MechaMap - Tool for Mechanistic Interpretability (MI) Research

MechaMap is a scanner and analysis framework designed to help researchers working on interpreting "wtfisgoingon" within transformer-based language models. It quickly surfaces which neurons (across all layers) might be responding strongly to different semantic categories—like location, food, numeric, animal, etc.—based on a single pass of a master text/s.

What is Mechanistic Interpretability?

Mechanistic Interpretability (MI) is the discipline of opening the black box of large language models (and other neural networks) to understand the underlying circuits, features and/or mechanisms that give rise to specific behaviors. Instead of treating a model as a monolithic function, we:

1. Trace how input tokens propagate through attention heads, MLP layers, or neurons,
2. Identify localized “circuit motifs” or subsets of weights that implement certain tasks,
3. Explain how the distribution of learned parameters leads to emergent capabilities,
4. Develop methods to systematically break down or “edit” these circuits to confirm we understand the causal structure.

Mechanistic Interpretability aspires to yield human-understandable explanations of how advanced models represent and manipulate concepts like “zero,” “red,” “lion,” or “London.” By doing so, we gain:

• Trust & Reliability: More confidence in model outputs if we know the circuits behind them.
• Safety & Alignment: Early detection of harmful or unintended sub-circuits.
• Debugging: Efficient fixes or interventions if a model shows undesired behaviors.

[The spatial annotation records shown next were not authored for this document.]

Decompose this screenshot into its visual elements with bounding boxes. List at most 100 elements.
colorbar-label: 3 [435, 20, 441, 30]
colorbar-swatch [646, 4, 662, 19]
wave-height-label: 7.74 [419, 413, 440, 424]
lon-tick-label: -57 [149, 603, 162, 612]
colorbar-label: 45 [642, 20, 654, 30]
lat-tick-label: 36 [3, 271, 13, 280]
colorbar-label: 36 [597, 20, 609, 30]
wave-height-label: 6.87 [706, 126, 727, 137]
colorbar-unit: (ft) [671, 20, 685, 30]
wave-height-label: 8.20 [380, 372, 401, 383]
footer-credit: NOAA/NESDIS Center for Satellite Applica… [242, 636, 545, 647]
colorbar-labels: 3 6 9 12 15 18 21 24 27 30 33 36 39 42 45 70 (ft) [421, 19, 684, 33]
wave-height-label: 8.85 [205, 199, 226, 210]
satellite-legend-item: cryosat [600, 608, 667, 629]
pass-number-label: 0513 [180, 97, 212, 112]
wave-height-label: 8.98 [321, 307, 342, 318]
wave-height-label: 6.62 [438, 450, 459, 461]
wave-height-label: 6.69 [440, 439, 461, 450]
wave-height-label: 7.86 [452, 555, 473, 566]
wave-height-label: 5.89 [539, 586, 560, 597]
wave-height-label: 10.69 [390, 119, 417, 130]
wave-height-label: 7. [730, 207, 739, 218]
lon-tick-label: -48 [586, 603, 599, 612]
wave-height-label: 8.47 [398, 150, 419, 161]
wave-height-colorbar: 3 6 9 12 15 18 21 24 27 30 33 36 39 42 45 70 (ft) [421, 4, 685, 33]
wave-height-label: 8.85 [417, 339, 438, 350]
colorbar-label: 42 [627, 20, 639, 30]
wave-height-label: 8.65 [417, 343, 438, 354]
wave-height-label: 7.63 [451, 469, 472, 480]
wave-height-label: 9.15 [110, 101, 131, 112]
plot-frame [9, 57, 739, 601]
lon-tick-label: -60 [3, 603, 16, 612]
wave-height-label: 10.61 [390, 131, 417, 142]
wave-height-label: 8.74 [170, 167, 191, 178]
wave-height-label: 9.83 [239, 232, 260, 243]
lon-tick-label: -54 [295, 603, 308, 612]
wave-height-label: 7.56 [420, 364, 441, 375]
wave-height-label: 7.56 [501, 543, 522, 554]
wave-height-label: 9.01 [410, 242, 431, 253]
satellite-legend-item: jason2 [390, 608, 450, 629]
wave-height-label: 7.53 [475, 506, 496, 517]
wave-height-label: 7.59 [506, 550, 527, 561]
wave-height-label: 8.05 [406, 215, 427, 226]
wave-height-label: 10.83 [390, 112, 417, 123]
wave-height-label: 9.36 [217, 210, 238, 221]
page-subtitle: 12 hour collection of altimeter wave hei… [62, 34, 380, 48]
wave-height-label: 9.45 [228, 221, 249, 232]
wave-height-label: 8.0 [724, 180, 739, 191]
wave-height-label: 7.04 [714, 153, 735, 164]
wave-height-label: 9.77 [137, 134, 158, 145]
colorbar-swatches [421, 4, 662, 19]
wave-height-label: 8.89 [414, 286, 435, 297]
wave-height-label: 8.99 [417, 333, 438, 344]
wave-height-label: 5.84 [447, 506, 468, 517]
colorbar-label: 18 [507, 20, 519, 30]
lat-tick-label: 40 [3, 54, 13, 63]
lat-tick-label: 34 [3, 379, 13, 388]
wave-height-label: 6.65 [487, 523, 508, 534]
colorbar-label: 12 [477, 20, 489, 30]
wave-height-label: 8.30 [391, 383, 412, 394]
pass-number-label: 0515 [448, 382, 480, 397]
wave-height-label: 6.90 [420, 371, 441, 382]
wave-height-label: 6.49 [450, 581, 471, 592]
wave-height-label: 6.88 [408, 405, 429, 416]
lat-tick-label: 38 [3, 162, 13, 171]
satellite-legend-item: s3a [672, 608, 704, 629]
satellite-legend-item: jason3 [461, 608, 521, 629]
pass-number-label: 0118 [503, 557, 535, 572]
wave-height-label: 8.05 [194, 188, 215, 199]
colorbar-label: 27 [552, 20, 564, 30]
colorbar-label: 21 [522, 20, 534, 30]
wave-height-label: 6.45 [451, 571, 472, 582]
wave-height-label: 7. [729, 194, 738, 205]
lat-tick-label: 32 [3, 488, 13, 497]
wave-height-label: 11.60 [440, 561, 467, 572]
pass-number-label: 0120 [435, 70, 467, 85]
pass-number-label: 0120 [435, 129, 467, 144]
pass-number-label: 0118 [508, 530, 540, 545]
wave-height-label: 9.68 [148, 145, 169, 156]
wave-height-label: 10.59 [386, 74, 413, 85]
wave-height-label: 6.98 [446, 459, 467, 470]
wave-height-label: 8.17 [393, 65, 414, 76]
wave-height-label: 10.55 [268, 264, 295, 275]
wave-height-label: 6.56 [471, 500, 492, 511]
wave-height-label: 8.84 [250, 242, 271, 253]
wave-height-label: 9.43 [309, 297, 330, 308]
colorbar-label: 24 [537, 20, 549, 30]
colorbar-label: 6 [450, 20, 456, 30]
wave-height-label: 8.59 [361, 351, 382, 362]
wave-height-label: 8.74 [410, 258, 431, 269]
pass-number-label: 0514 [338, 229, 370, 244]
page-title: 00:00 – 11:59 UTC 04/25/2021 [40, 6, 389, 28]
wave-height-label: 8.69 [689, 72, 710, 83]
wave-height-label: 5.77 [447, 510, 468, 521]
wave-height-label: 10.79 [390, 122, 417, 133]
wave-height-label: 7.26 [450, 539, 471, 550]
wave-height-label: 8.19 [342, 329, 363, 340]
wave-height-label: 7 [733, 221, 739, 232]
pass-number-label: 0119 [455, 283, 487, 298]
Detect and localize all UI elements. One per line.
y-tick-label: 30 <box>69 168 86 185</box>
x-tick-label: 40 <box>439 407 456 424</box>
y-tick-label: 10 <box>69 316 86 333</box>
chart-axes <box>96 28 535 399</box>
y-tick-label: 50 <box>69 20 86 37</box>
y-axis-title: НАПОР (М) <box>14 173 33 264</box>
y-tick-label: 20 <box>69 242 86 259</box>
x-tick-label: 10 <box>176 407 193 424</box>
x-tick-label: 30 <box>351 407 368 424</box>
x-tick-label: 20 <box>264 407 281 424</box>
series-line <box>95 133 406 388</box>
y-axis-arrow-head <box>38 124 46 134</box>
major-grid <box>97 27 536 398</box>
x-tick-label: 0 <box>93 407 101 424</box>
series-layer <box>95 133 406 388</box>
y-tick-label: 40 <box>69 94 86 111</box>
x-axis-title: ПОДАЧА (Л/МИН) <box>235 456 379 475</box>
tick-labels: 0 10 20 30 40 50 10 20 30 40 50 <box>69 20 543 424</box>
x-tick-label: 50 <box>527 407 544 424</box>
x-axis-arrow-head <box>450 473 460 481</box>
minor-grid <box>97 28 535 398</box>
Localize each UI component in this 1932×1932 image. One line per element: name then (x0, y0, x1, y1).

Reference & Kudos: This project owes a great deal to the insights from Neel Nanda’s Mechanistic Interpretability Glossary. Neel’s research and writing efforts have significantly helped the understanding of circuits and interpretability in large language models.

Goals of MechaMap

• Rapid Discovery: Provide a one-and-done pass that highlights potentially interesting neurons—particularly those that strongly respond to high-level semantic categories (like “vehicle,” “food,” “numeric,” etc.).
• Foundational Baseline: Act as a launchpad for deeper Mechanistic Interpretability experiments. Once MechaMap flags certain “candidate neurons,” researchers can do single-neuron hooking or more advanced circuit analysis.
• Usability: Keep the scanning code straightforward, and produce easy-to-parse CSV/JSON files that can be quickly ingested into more advanced interpretability pipelines.
• Transparency: Centralize all category tokens, scanning thresholds, and master text within a single config. This fosters reproducibility and allows for quick expansions (adding more categories or new domain tokens).

Key Features

1. Single-Pass “Master Text”
   A single text that includes sample tokens from each category. MechaMap runs one forward pass per neuron (hooked at MLP outputs), computing average activation on tokens for each category.

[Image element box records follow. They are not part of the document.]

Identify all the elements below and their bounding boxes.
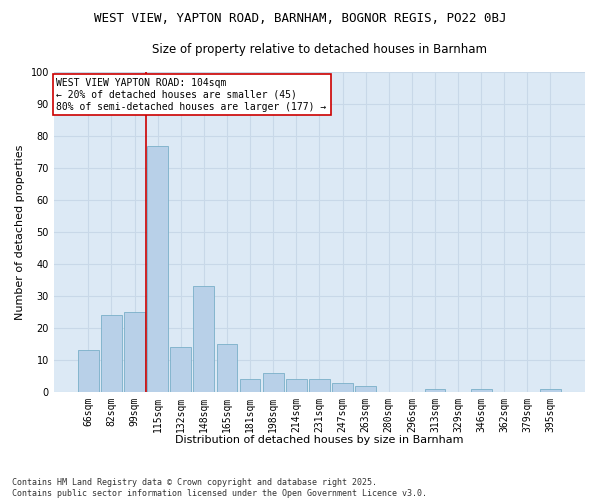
Bar [263, 373, 284, 392]
Bar [217, 344, 238, 392]
Bar [78, 350, 99, 392]
Text: WEST VIEW, YAPTON ROAD, BARNHAM, BOGNOR REGIS, PO22 0BJ: WEST VIEW, YAPTON ROAD, BARNHAM, BOGNOR … [94, 12, 506, 26]
Title: Size of property relative to detached houses in Barnham: Size of property relative to detached ho… [152, 42, 487, 56]
Bar [425, 389, 445, 392]
X-axis label: Distribution of detached houses by size in Barnham: Distribution of detached houses by size … [175, 435, 464, 445]
Y-axis label: Number of detached properties: Number of detached properties [15, 144, 25, 320]
Bar [101, 316, 122, 392]
Bar [332, 382, 353, 392]
Bar [124, 312, 145, 392]
Bar [309, 380, 330, 392]
Bar [170, 348, 191, 392]
Text: WEST VIEW YAPTON ROAD: 104sqm
← 20% of detached houses are smaller (45)
80% of s: WEST VIEW YAPTON ROAD: 104sqm ← 20% of d… [56, 78, 326, 112]
Bar [540, 389, 561, 392]
Text: Contains HM Land Registry data © Crown copyright and database right 2025.
Contai: Contains HM Land Registry data © Crown c… [12, 478, 427, 498]
Bar [355, 386, 376, 392]
Bar [471, 389, 491, 392]
Bar [193, 286, 214, 392]
Bar [239, 380, 260, 392]
Bar [286, 380, 307, 392]
Bar [147, 146, 168, 392]
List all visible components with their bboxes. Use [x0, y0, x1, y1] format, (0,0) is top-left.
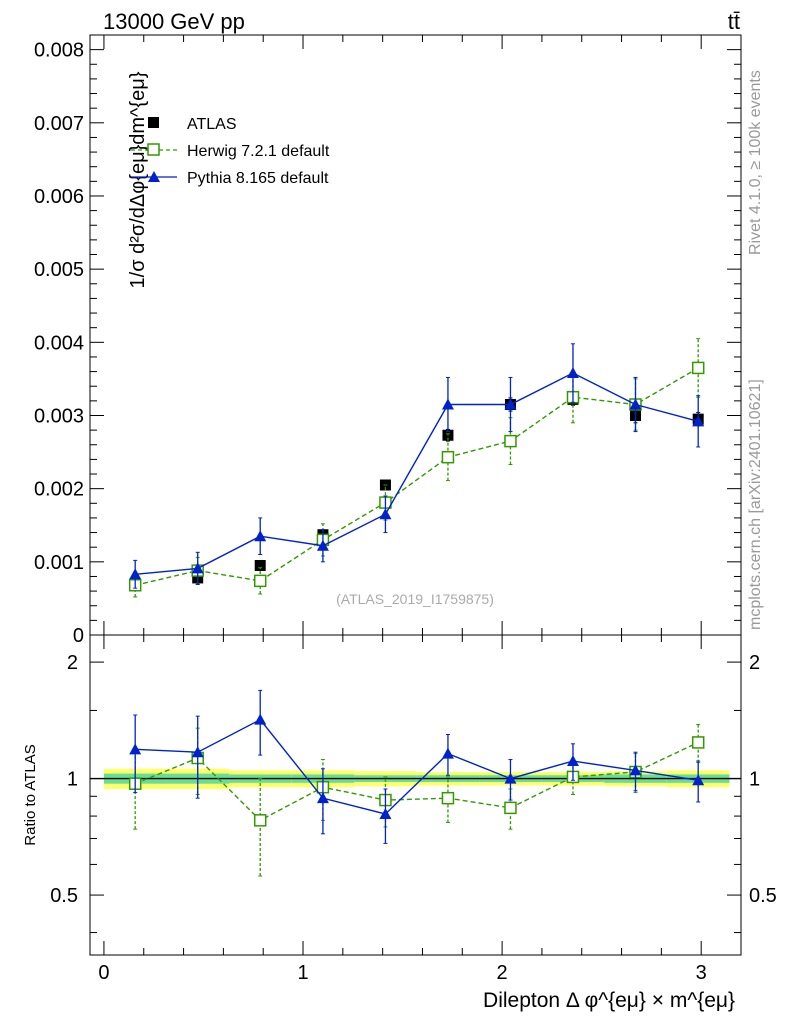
main-plot-panel: 0 0.001 0.002 0.003 0.004 0.005 0.006 0.007 0.00… — [34, 34, 742, 647]
pythia-point — [629, 398, 642, 410]
ratio-y-tick-label-right: 2 — [749, 652, 760, 674]
pythia-point — [566, 755, 579, 767]
herwig-point — [441, 791, 455, 805]
energy-label: 13000 GeV pp — [103, 9, 245, 34]
ratio-plot-panel: 0.5 0.5 1 1 2 2 0 1 2 3 Ratio to ATLAS Dilepton Δ… — [22, 634, 777, 1012]
series-herwig — [128, 338, 705, 598]
legend-label-herwig: Herwig 7.2.1 default — [187, 143, 330, 160]
herwig-point — [691, 736, 705, 749]
ratio-y-axis-title: Ratio to ATLAS — [22, 744, 39, 845]
main-y-tick-label: 0.008 — [34, 40, 84, 62]
pythia-point — [254, 713, 267, 725]
x-tick-label: 0 — [98, 962, 109, 984]
herwig-point — [691, 361, 705, 375]
x-tick-label: 2 — [497, 962, 508, 984]
herwig-point — [253, 574, 267, 588]
herwig-line — [134, 741, 699, 822]
pythia-point — [441, 398, 454, 410]
ratio-y-tick-label-left: 1 — [67, 769, 78, 791]
pythia-point — [379, 807, 392, 819]
ratio-y-tick-label-left: 0.5 — [50, 885, 78, 907]
x-axis-title: Dilepton Δ φ^{eμ} × m^{eμ} — [483, 989, 735, 1012]
mcplots-label: mcplots.cern.ch [arXiv:2401.10621] — [747, 379, 764, 630]
legend: ATLAS Herwig 7.2.1 default Pythia 8.165 … — [131, 116, 330, 187]
pythia-line — [135, 718, 699, 815]
series-pythia — [129, 689, 705, 844]
atlas-point — [254, 559, 266, 571]
pythia-point — [692, 415, 705, 427]
legend-item-pythia: Pythia 8.165 default — [131, 170, 329, 187]
main-y-tick-label: 0.001 — [34, 552, 84, 574]
series-herwig — [128, 723, 705, 877]
x-tick-label: 1 — [297, 962, 308, 984]
herwig-point — [253, 814, 267, 827]
pythia-point — [316, 792, 329, 804]
pythia-point — [379, 508, 392, 520]
legend-item-herwig: Herwig 7.2.1 default — [131, 143, 330, 160]
main-y-tick-label: 0.005 — [34, 259, 84, 281]
main-y-tick-label: 0.007 — [34, 113, 84, 135]
pythia-point — [504, 398, 517, 410]
main-y-tick-label: 0.004 — [34, 332, 84, 354]
main-y-tick-label: 0.003 — [34, 405, 84, 427]
main-y-axis-title: 1/σ d²σ/dΔφ{eμ}dm^{eμ} — [127, 71, 149, 288]
ratio-y-tick-label-right: 1 — [749, 769, 760, 791]
pythia-point — [254, 530, 267, 542]
main-y-tick-label: 0.006 — [34, 186, 84, 208]
x-tick-label: 3 — [696, 962, 707, 984]
watermark: (ATLAS_2019_I1759875) — [336, 591, 494, 607]
herwig-point — [504, 801, 517, 815]
herwig-point — [441, 450, 455, 464]
legend-label-atlas: ATLAS — [187, 116, 237, 133]
pythia-point — [692, 774, 705, 786]
pythia-point — [129, 743, 142, 755]
pythia-line — [135, 372, 699, 575]
pythia-point — [191, 746, 204, 758]
series-pythia — [129, 343, 705, 589]
main-y-tick-label: 0 — [73, 625, 84, 647]
pythia-point — [191, 562, 204, 574]
legend-item-atlas: ATLAS — [148, 116, 237, 133]
pythia-point — [504, 772, 517, 784]
pythia-point — [129, 568, 142, 580]
rivet-label: Rivet 4.1.0, ≥ 100k events — [747, 70, 764, 255]
pythia-point — [316, 539, 329, 551]
herwig-point — [504, 434, 517, 448]
herwig-line — [135, 367, 699, 586]
ratio-y-tick-label-right: 0.5 — [749, 885, 777, 907]
series-atlas — [129, 393, 704, 590]
ratio-y-tick-label-left: 2 — [67, 652, 78, 674]
pythia-point — [629, 764, 642, 776]
process-label: tt̄ — [728, 9, 740, 34]
main-y-tick-label: 0.002 — [34, 479, 84, 501]
legend-label-pythia: Pythia 8.165 default — [187, 170, 329, 187]
pythia-point — [441, 747, 454, 759]
pythia-point — [566, 367, 579, 379]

2. Customizable Categories
   Default categories include date, location, animal, food, numeric, language, vehicle, color, but you can easily add sports, finance, or any domain tokens you care about.

3. Partial Scanning for Large Models
   If a model is huge, you can limit to the first N neurons per layer. That speeds up scanning while preserving the same analysis code.

4. Top Tokens
   For each neuron, MechaMap also saves a short list of the top-activating tokens from the text. This can reveal surprising structural triggers (like punctuation or stopwords).

5. Interpretation Script
   A separate interpret_map.py tool helps you parse the CSV, show pivot tables, detect multi-category overlaps, or compute correlations among categories.

Why Use MechaMap for Mechanistic Interpretability?

• Discovery Layer
  Instead of manually investigating thousands of neurons, MechaMap quickly flags where the biggest domain-sensitive signals might be happening—particularly in later layers, or “multi-domain” neurons that consistently appear across categories.

• Hypothesis Generation
  Once you find a neuron that strongly activates for food tokens, you can design follow-up tests (e.g., hooking that neuron in isolation, adding or removing certain tokens) to confirm if it truly encodes “foodness.”

• Comparative Studies
  Scan different models (e.g., gpt2, EleutherAI/pythia-70m) with the same master text and see whether they converge on similarly specialized neurons or if they use distinct “circuits.”

• Extendable
  MechaMap is config-based: just add tokens to a category, or define new categories, and re-run. You can also adapt the master text to reflect your specific research interests (e.g., adding legal terms, chemistry tokens, or coding keywords).